As an example of operations that we shouldn’t subsidize, Chrysler, (and I suspect it is also true of both Ford and GM), has pricing policies with their suppliers to prevent price increases. Instead of the suppliers raising their prices, they create a new item number. That means that Chrysler has new descriptions, new manuals, new bills of materials, new inventory locations, new training, etc. for each item. An on-site consultant estimates the cost to Chrysler of the duplicate items at more than $100 million per year.
Similarly, when Ford looked to spin-off its Jaguar and Land Rover businesses, they realized that their data from their back-office operations was stored in over 1500 different systems. The estimated several billion dollars spent on licenses, support, and maintenance of multiple systems for years doesn’t include the cost of finding and separating the data out for Jaguar and Land Rover, nor does it include the cost of having data in multiple places or the cost of inaccurate and inconsistent data.
I would not have a problem with a bailout that had operational quality measures in place, and that subsidized innovation instead of running the same business that greatly contributed to the financial state that these companies are in today.
I don’t want the bailout but not for either of the reasons you describe here. I will say that when a negative opinion becomes popular people completely forget the facts behind it. thank you for pointing out that Detroit makes cars Americans buy and want.

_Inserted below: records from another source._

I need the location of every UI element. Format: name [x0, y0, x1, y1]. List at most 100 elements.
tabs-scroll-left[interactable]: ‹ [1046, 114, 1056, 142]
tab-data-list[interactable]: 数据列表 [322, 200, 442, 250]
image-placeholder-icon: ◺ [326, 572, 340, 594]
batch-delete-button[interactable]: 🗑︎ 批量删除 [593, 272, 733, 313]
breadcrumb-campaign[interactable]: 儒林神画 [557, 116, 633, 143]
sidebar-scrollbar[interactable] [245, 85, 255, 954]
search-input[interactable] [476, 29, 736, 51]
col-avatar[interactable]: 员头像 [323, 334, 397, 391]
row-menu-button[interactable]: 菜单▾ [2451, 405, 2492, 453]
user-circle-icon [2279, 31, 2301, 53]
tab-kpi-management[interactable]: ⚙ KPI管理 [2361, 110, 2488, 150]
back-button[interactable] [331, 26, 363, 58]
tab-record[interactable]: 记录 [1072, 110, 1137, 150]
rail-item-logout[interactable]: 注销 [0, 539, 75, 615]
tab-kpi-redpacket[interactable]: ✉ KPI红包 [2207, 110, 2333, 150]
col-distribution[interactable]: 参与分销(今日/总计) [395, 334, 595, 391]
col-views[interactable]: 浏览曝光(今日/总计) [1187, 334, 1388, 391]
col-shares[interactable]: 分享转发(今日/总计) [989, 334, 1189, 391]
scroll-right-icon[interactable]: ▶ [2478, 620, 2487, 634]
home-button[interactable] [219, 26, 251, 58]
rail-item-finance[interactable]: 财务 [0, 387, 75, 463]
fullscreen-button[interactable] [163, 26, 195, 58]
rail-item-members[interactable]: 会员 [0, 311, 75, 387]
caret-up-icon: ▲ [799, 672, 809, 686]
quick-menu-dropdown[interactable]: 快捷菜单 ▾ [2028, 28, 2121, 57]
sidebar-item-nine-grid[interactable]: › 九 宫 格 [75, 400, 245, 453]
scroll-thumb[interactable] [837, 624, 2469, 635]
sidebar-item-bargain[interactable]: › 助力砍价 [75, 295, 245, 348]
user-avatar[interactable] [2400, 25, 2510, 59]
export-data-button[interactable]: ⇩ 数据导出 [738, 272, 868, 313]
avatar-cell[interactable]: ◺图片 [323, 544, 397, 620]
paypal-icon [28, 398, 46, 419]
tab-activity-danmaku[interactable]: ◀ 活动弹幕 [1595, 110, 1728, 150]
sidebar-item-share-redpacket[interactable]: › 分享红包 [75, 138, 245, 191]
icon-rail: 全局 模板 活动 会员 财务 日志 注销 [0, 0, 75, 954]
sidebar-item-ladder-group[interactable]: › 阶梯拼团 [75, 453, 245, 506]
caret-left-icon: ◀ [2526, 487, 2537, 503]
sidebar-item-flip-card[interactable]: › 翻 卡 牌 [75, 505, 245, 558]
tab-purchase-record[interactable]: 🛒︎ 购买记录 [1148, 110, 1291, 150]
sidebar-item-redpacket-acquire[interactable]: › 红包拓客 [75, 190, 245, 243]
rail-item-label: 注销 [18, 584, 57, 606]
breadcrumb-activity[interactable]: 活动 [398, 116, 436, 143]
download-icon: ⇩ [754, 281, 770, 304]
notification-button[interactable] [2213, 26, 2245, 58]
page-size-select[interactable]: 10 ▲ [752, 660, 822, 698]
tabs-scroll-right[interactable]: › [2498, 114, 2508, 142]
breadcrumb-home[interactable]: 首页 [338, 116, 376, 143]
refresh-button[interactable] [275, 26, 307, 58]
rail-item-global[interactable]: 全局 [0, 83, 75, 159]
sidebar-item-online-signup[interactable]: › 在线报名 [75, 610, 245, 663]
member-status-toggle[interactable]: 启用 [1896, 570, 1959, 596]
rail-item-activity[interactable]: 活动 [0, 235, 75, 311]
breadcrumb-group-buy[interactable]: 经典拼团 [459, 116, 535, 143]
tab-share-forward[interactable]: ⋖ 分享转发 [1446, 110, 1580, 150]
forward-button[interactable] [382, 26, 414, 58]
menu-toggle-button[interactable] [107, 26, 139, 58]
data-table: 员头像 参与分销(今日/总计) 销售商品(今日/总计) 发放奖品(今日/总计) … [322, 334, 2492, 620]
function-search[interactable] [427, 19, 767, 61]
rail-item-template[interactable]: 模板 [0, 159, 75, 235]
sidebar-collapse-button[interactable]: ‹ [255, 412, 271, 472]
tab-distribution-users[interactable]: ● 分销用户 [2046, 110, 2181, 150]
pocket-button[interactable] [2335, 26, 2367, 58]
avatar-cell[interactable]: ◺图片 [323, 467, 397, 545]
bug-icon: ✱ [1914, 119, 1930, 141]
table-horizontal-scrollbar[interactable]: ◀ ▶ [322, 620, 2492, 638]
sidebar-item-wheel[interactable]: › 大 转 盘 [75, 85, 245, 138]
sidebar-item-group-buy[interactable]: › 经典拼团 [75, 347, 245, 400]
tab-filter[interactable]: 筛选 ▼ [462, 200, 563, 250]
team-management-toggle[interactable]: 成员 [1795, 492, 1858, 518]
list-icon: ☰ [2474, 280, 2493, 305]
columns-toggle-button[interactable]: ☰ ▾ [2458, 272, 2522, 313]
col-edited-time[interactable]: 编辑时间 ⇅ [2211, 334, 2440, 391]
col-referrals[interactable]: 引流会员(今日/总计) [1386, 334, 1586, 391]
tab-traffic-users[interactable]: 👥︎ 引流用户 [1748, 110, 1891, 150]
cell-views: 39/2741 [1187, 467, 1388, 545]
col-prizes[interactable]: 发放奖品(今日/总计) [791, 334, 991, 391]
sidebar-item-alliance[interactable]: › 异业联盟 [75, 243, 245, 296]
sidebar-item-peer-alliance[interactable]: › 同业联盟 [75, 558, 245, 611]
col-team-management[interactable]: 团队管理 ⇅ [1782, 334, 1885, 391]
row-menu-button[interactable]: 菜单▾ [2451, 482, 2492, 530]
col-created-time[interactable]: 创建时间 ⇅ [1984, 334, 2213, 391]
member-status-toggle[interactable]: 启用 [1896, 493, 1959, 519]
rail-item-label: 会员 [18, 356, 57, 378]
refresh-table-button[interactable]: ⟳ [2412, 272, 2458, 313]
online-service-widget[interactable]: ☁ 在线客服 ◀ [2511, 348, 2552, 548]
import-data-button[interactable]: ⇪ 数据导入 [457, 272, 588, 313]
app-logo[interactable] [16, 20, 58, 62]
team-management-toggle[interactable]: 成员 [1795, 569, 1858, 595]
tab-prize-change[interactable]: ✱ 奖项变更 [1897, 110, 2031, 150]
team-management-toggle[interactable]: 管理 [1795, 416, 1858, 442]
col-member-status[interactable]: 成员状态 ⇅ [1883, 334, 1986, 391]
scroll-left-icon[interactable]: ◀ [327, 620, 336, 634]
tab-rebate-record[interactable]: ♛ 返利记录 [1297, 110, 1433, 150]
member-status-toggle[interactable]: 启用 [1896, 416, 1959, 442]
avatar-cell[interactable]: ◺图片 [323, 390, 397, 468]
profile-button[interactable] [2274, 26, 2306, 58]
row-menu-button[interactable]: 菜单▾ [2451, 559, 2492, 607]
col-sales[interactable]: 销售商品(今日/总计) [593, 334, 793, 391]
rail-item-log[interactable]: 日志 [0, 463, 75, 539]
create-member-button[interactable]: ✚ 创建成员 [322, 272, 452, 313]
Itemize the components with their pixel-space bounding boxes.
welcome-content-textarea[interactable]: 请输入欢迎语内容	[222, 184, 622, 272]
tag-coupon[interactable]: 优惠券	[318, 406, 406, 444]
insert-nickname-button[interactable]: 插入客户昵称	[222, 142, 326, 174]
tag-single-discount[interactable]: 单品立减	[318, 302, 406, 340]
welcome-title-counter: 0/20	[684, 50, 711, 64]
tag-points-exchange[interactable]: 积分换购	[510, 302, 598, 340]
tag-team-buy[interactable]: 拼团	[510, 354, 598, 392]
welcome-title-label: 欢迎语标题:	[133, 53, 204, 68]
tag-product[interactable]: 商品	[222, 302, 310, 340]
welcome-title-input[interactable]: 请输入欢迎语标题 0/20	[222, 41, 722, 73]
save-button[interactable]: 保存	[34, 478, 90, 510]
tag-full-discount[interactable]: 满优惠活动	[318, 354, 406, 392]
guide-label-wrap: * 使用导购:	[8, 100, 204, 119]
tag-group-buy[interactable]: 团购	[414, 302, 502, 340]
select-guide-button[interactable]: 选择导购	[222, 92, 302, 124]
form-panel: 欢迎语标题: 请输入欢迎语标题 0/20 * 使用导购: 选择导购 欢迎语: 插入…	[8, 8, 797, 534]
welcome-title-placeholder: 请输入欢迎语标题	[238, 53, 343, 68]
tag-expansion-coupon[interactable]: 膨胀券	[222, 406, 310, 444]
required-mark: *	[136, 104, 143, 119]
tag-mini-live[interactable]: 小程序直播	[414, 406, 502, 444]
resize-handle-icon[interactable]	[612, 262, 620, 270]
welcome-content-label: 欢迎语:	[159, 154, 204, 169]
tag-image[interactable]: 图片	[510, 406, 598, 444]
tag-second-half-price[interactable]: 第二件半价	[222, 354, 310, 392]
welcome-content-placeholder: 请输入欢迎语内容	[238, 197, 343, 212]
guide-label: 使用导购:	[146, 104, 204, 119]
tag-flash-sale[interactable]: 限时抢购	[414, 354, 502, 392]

I’ve been perplexed at this ‘car-buying’ argument for a while since I live in Texas and our most popular vehicles are trucks and SUVs. I’ll speak for myself (but i think many in North Texas would agree) I love the GM plant here . . . turns out a lovely Yukon 🙂 which by observation alone i think is the most popular vehicle in Collin County.
Nice article. i look forward to your UAW argument.
And please don’t ever think Mathews nailed it. I can’t think of one time when he did. He might nail his objective for the show or the treatment of his guests but rarely the issue at hand.